Assume that the time to dropout has the piecewise-constant distribution with density

p (t) = \sum_{j = 1}^{n} β_{j} 1_{[0, τ_{j}]} (t)

. For the time interval

[0, T]

with

T > {max}_{j} τ_{j}

, the number of purchases for a random consumer has the distribution with pmf

\sum_{j = 1}^{n} β_{j} q_{x U} (τ_{j}) .

In Figure 1, we depict the theoretical pmf

q_{x U}

for various

τ

and mixture parameters. We can see that the pmf is moving right as

τ, k, a

becomes larger and shows the mean

a k τ / 2

. The R code with the computation of the pmf

q_{x U}

is given in Appendix A.

2.2. The Linear Density for Dropout

Assume that the time to dropout has a distribution with a linear density

(1 - t / τ) 2 / τ

at an interval

[0, τ]

. For the time interval

[0, T]

with

T > τ

, the number of purchases for a random consumer has the distribution with pmf

q_{x L} = \frac{2}{τ} \int_{0}^{τ} p_{x} (t) (1 - t / τ) d t = \frac{2}{τ} \frac{Γ (k + x)}{x! Γ (k)} \int_{0}^{τ} \frac{{(a t)}^{x}}{{(1 + a t)}^{x + k}} (1 - t / τ) d t .
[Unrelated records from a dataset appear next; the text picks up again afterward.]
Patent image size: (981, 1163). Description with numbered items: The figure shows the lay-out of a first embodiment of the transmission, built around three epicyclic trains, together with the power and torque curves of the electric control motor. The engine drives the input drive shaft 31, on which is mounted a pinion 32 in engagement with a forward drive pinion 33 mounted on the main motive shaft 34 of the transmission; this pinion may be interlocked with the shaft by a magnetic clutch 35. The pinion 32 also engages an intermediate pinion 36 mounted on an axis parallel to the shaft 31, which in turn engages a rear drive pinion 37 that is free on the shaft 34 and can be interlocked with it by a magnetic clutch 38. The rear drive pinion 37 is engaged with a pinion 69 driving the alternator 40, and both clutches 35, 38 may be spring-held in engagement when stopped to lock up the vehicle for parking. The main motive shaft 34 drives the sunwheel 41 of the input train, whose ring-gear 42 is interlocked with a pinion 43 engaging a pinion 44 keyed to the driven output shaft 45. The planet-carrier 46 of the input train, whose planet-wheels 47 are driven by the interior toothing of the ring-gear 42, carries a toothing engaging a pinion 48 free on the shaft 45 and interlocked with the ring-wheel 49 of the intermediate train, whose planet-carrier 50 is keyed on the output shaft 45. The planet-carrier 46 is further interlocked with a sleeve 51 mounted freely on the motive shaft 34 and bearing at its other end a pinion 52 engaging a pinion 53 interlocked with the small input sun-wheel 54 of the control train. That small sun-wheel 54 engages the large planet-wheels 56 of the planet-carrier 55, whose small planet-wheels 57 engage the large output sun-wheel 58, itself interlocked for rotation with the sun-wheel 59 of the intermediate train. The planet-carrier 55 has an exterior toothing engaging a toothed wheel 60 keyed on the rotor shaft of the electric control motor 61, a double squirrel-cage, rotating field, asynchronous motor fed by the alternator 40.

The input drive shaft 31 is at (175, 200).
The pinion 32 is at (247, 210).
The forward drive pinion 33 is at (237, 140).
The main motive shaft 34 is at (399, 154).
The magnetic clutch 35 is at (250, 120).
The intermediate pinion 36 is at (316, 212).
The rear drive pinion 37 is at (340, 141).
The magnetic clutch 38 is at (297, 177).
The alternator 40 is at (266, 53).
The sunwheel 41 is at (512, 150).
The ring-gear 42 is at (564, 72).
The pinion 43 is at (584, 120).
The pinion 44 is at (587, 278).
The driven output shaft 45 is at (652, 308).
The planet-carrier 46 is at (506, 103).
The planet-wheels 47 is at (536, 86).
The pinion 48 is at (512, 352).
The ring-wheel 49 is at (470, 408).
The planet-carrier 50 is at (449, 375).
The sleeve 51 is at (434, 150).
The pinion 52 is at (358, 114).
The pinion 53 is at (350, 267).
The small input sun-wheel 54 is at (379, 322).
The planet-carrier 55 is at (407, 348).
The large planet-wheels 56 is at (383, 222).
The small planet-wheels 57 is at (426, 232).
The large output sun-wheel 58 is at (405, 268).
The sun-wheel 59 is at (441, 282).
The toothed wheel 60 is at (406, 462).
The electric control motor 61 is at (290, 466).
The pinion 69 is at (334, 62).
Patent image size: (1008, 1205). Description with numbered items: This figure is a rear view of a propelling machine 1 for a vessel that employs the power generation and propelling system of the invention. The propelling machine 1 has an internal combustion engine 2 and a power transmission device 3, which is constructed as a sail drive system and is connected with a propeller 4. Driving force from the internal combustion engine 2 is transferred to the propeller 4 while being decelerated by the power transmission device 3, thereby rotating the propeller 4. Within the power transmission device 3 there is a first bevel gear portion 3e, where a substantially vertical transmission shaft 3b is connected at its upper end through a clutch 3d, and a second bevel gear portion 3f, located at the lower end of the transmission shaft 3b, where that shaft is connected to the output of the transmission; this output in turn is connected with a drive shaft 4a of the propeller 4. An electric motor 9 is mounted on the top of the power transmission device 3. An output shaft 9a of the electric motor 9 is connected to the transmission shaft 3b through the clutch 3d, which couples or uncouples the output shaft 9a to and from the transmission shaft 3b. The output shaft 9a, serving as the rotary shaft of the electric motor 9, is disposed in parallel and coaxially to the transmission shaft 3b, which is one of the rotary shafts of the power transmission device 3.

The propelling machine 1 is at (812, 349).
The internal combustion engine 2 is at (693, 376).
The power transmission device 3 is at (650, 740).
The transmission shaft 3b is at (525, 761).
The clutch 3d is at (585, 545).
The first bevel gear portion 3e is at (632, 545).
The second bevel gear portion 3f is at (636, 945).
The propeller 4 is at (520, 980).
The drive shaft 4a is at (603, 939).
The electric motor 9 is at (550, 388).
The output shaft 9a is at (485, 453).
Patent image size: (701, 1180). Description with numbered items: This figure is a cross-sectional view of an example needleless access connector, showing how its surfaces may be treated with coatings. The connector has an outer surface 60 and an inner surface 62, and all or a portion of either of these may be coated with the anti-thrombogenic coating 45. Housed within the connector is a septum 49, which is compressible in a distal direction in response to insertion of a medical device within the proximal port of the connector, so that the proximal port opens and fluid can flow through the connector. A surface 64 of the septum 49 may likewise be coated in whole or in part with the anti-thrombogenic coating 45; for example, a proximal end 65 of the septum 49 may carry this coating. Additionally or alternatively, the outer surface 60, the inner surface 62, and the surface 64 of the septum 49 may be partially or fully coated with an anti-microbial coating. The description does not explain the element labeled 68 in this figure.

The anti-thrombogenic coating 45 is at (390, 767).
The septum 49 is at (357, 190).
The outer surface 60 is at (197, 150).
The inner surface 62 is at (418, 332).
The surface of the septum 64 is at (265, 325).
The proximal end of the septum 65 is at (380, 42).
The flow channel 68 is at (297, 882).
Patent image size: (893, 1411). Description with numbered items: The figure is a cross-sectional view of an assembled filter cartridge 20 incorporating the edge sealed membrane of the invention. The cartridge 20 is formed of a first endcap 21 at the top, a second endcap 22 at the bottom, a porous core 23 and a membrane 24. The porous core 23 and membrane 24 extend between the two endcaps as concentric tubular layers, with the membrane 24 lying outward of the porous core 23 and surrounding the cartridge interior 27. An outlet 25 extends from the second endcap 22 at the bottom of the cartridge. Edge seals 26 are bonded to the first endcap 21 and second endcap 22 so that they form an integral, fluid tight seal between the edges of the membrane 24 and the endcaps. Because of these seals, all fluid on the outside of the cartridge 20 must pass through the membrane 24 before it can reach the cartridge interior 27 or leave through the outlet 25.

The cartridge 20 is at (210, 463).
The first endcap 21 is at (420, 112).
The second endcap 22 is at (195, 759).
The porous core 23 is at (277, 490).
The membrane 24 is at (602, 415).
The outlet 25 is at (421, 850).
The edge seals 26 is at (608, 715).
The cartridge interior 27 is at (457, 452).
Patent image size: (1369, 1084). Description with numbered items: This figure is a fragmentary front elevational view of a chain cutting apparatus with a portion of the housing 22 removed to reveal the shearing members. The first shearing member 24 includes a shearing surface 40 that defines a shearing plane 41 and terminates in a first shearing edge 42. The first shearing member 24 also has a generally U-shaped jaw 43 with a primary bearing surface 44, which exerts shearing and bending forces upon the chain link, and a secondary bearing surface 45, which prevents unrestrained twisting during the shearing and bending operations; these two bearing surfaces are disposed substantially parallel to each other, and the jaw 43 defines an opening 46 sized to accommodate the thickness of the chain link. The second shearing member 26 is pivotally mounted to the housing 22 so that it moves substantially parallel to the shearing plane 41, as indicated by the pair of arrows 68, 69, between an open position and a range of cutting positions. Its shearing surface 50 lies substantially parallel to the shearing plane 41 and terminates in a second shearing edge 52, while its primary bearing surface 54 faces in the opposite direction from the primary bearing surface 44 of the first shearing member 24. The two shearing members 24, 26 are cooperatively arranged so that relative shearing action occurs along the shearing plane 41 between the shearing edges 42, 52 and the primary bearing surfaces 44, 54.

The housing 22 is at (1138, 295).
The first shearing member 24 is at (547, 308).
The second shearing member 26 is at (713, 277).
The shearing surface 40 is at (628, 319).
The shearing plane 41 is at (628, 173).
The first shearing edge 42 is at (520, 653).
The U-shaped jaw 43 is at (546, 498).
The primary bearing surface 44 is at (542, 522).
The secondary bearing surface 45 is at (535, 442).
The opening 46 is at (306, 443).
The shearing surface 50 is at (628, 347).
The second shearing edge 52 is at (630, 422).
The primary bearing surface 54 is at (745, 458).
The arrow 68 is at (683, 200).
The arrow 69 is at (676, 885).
Using Maple [10] we obtain

\begin{matrix} q_{x L} & = & {}_{2}F_{1} (k - 2, x + k; k - 1; - \frac{1}{τ a}) \frac{2 Γ (x + k)}{x! (k - 2) Γ (k) τ^{k} a^{k}} \\ - {}_{2}F_{1} (k - 1, x + k; k; - \frac{1}{τ a}) \frac{2 Γ (x + k)}{x! (k - 1) Γ (k) τ^{k} a^{k}} + 2 \frac{τ a (k - 2) - x - 1}{(k - 1) (k - 2) τ^{2} a^{2}}, \end{matrix}

where

{}_{2}F_{1} (\cdot)

is the hypergeometric function. Note that the mean of this distribution is

\sum_{x = 0}^{\infty} x q_{x L} = \frac{2}{τ} \int_{0}^{τ} a k t (1 - t / τ) d t = a k τ / 3 .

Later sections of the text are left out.